Solar advocates also support a successor tariff, but do not want existing compensation ended until its implementation is entirely ready, a filing from the California Solar & Storage Association (CalSSA) and a joint filing from Vote Solar and SEIA agreed.
"That allows for planning a transition to the new compensation," SEIA’s Gallagher said.
A successor tariff can satisfy the AB 327-prescribed sustainable solar growth and protection of non-solar owners with incentives for storage, the Vote Solar-SEIA filing agreed with the IOUs.
But "sustainable growth" must also mean protecting existing solar customers and the solar business, Vote Solar Senior Regional Director for the West Susannah Churchill added. "Solar challenges utilities’ outdated business model by allowing customers to generate their own local clean energy and buy less energy from the utility," she said. That may not make for an "easy consensus."
The TOU rate imposed on solar customers by NEM 2.0 could be the best type of incentive to grow storage, CalSSA’s filing said. But a low off-peak price and high peak price that would drive storage adoption is "just the opposite" of the high midday compensation that would most benefit present solar owners, CalSSA Regulatory Affairs Senior Advisor Scott Murtishaw said.
Energy storage provides "tremendous benefits" to the power system and customers, but is "complicating" for development of a successor tariff to eliminate the cost shift, EEI’s Benshoff said.
Storage will "absolutely" be central in California’s 3.0 discussion, SEIA’s Gallagher added. "Solar companies want to sell packaged solar and storage systems, utilities want it to help manage load, and regulators have seen the resilience and reliability it adds to the power system."
AB 327’s focus on protecting all customers could make input by independent ratepayer advocacy group The Utility Reform Network (TURN) significant in the debate.

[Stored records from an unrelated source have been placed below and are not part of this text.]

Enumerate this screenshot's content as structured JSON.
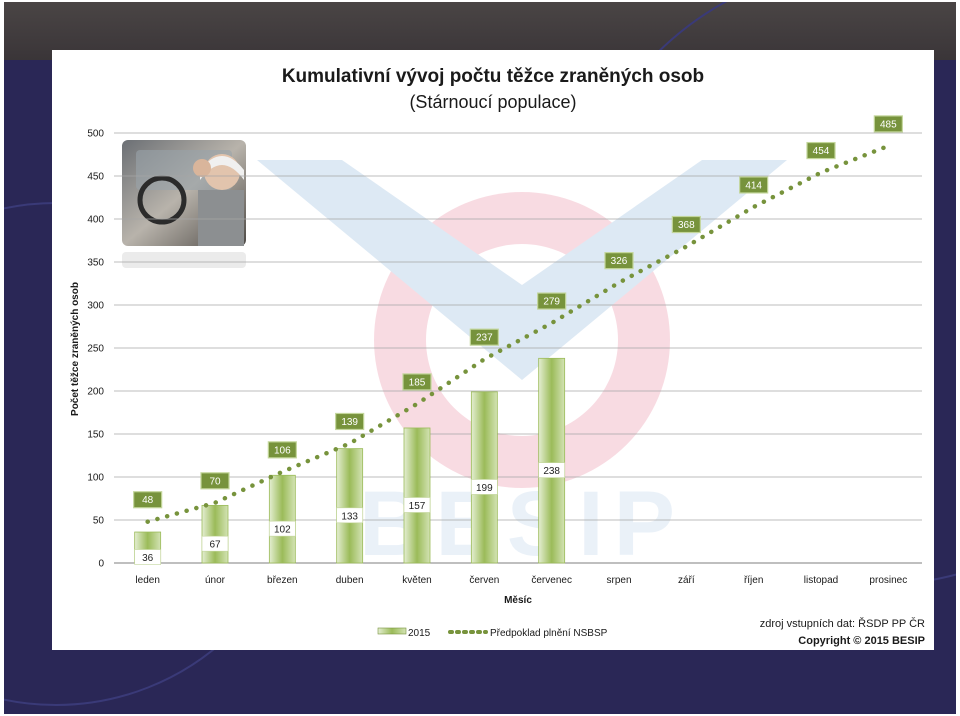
{
  "chart_data": {
    "type": "bar",
    "title": "Kumulativní vývoj počtu těžce zraněných osob",
    "subtitle": "(Stárnoucí populace)",
    "xlabel": "Měsíc",
    "ylabel": "Počet těžce zraněných osob",
    "ylim": [
      0,
      500
    ],
    "yticks": [
      0,
      50,
      100,
      150,
      200,
      250,
      300,
      350,
      400,
      450,
      500
    ],
    "grid": true,
    "legend": "bottom",
    "categories": [
      "leden",
      "únor",
      "březen",
      "duben",
      "květen",
      "červen",
      "červenec",
      "srpen",
      "září",
      "říjen",
      "listopad",
      "prosinec"
    ],
    "series": [
      {
        "name": "2015",
        "type": "bar",
        "values": [
          36,
          67,
          102,
          133,
          157,
          199,
          238,
          null,
          null,
          null,
          null,
          null
        ]
      },
      {
        "name": "Předpoklad plnění NSBSP",
        "type": "line",
        "style": "dotted",
        "values": [
          48,
          70,
          106,
          139,
          185,
          237,
          279,
          326,
          368,
          414,
          454,
          485
        ]
      }
    ],
    "colors": {
      "bar": "#9bbb59",
      "bar_light": "#e4eed2",
      "line": "#77933c",
      "label_box": "#77933c"
    }
  },
  "source_note": "zdroj vstupních dat: ŘSDP PP ČR",
  "copyright": "Copyright © 2015 BESIP",
  "watermark": "BESIP",
  "photo": {
    "name": "elderly-driver-photo"
  }
}
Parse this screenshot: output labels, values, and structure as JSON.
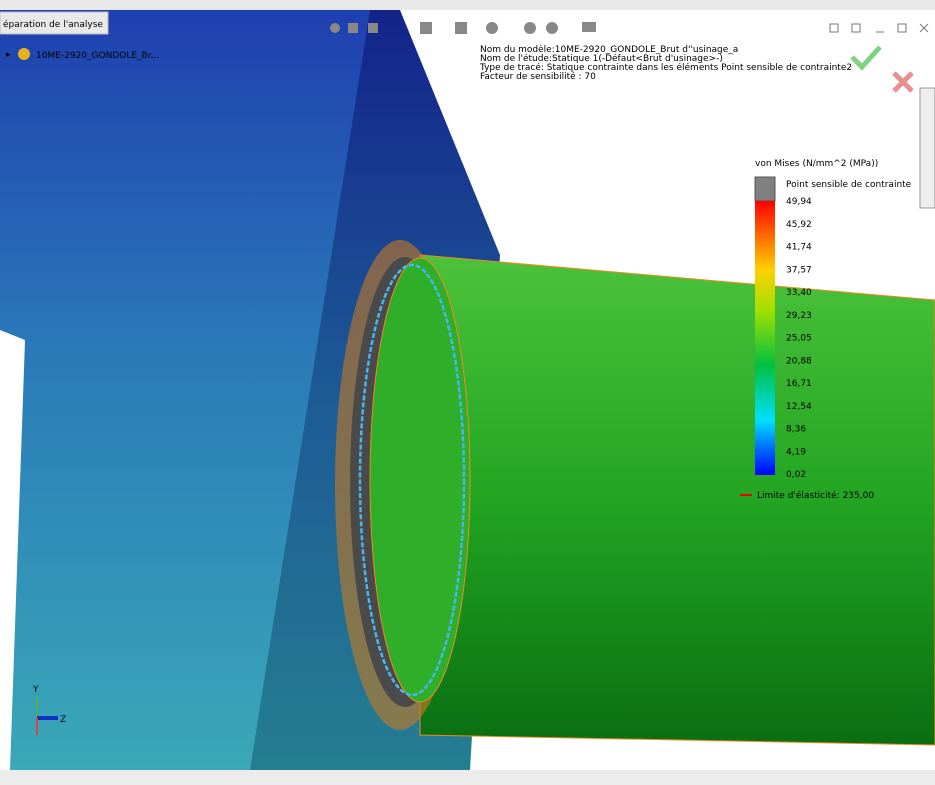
{
  "tab": {
    "title": "éparation de l'analyse"
  },
  "tree": {
    "item": "10ME-2920_GONDOLE_Br..."
  },
  "info": {
    "lines": [
      "Nom du modèle:10ME-2920_GONDOLE_Brut d''usinage_a",
      "Nom de l'étude:Statique 1(-Défaut<Brut d'usinage>-)",
      "Type de tracé: Statique contrainte dans les éléments Point sensible de contrainte2",
      "Facteur de sensibilité : 70"
    ]
  },
  "legend": {
    "title": "von Mises (N/mm^2 (MPa))",
    "hotspot": "Point sensible de contrainte",
    "labels": [
      "49,94",
      "45,92",
      "41,74",
      "37,57",
      "33,40",
      "29,23",
      "25,05",
      "20,88",
      "16,71",
      "12,54",
      "8,36",
      "4,19",
      "0,02"
    ],
    "yield": "Limite d'élasticité: 235,00"
  },
  "triad": {
    "y": "Y",
    "z": "Z"
  }
}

"Immediate decisive action" is needed because retail rate NEM "is driving electrical rates up at an unsustainable rate," TURN’s initial filing said, echoing the IOUs' position. But TURN agreed with solar advocates that the right successor tariff will allow solar to be a cost-effective and equitable part of achieving the state’s building decarbonization, transportation electrification and climate goals.

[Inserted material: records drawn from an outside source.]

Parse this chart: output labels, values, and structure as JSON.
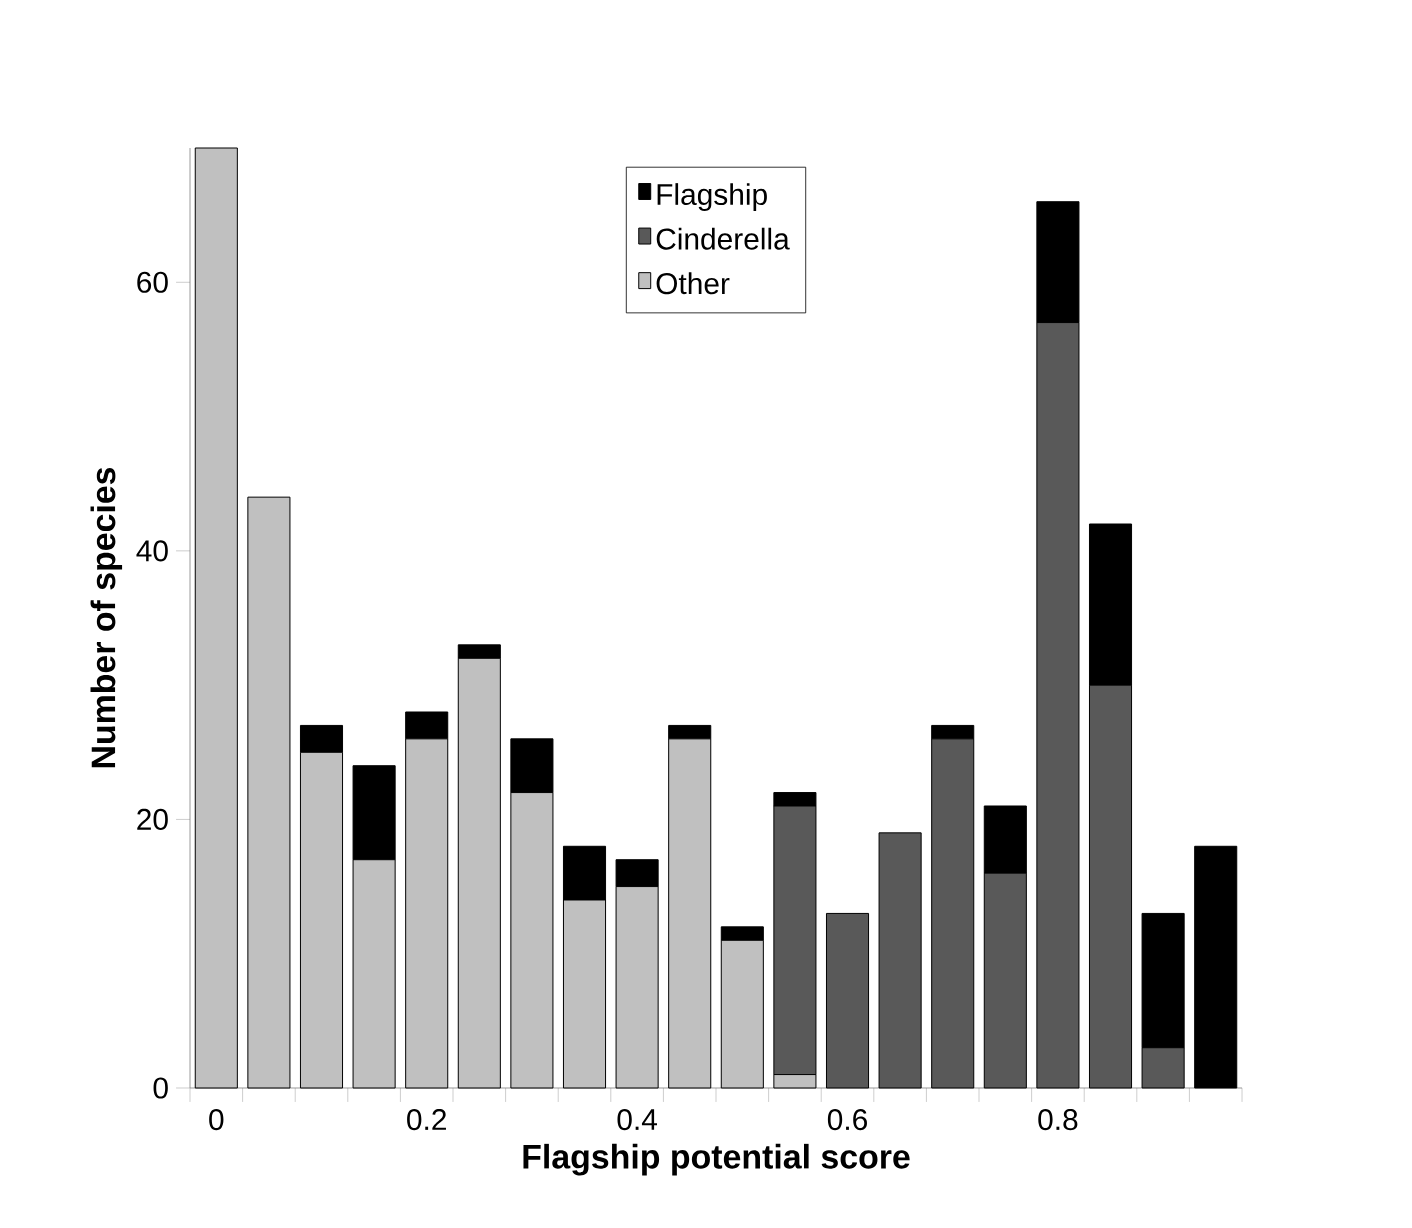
{
  "chart_data": {
    "type": "bar",
    "stacked": true,
    "xlabel": "Flagship potential score",
    "ylabel": "Number of species",
    "categories": [
      "0",
      null,
      null,
      null,
      "0.2",
      null,
      null,
      null,
      "0.4",
      null,
      null,
      null,
      "0.6",
      null,
      null,
      null,
      "0.8",
      null,
      null,
      null
    ],
    "series": [
      {
        "name": "Other",
        "color": "#c0c0c0",
        "values": [
          70,
          44,
          25,
          17,
          26,
          32,
          22,
          14,
          15,
          26,
          11,
          1,
          0,
          0,
          0,
          0,
          0,
          0,
          0,
          0
        ]
      },
      {
        "name": "Cinderella",
        "color": "#595959",
        "values": [
          0,
          0,
          0,
          0,
          0,
          0,
          0,
          0,
          0,
          0,
          0,
          20,
          13,
          19,
          26,
          16,
          57,
          30,
          3,
          0
        ]
      },
      {
        "name": "Flagship",
        "color": "#000000",
        "values": [
          0,
          0,
          2,
          7,
          2,
          1,
          4,
          4,
          2,
          1,
          1,
          1,
          0,
          0,
          1,
          5,
          9,
          12,
          10,
          18
        ]
      }
    ],
    "ylim": [
      0,
      70
    ],
    "yticks": [
      0,
      20,
      40,
      60
    ],
    "legend": "top",
    "grid": false
  }
}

There are many controversial details that need to be resolved in the proceeding, including the size and type of eligible resources, the "grandfathering" of existing solar customers, and specifics of the tariff's calculation, TURN added. Regulators must also address technical limits on charging and discharging storage that will figure into that benefit-cost calculation.
In addition to the cost shift and these other controversial details, another area of conflict is in assuring that the new tariff allows low and moderate income customers access to solar. But utilities want this "economic justice" issue set aside until the cost shift is resolved. Equity will come from addressing the shift of costs imposed by "affluent owners" on "customers who cannot afford, do not have access to, or do not want private solar," EEI’s Benshoff agreed.
The commission must "prioritize equity as a key factor in a successor tariff because it will increase solar access and solar savings for low income families," Vote Solar’s Churchill said.
"There are financing strategies that can make equity work," SEIA’s Gallagher added. Mechanisms identified as effective at driving equity in a recent DOE study, like no-upfront-charge leasing and on-bill financing, may be introduced in the proceeding, he said.
The basic challenge of the successor tariff design is "balance," TURN Staff Attorney Matt Freedman said. It must balance a lower compensation to solar and a higher installed cost for adding storage by deriving more value in the form of higher compensation for stored solar exported when it meets system needs.
The CPUC, Joint Utilities and TURN filings called for a successor tariff by the end of 2021. But the commission "must take the time and expend the resources" to build a "robust record" on which to determine a successor tariff, the Vote Solar-SEIA filing said.
A CPUC ruling on the scope of NEM 3.0 is expected soon.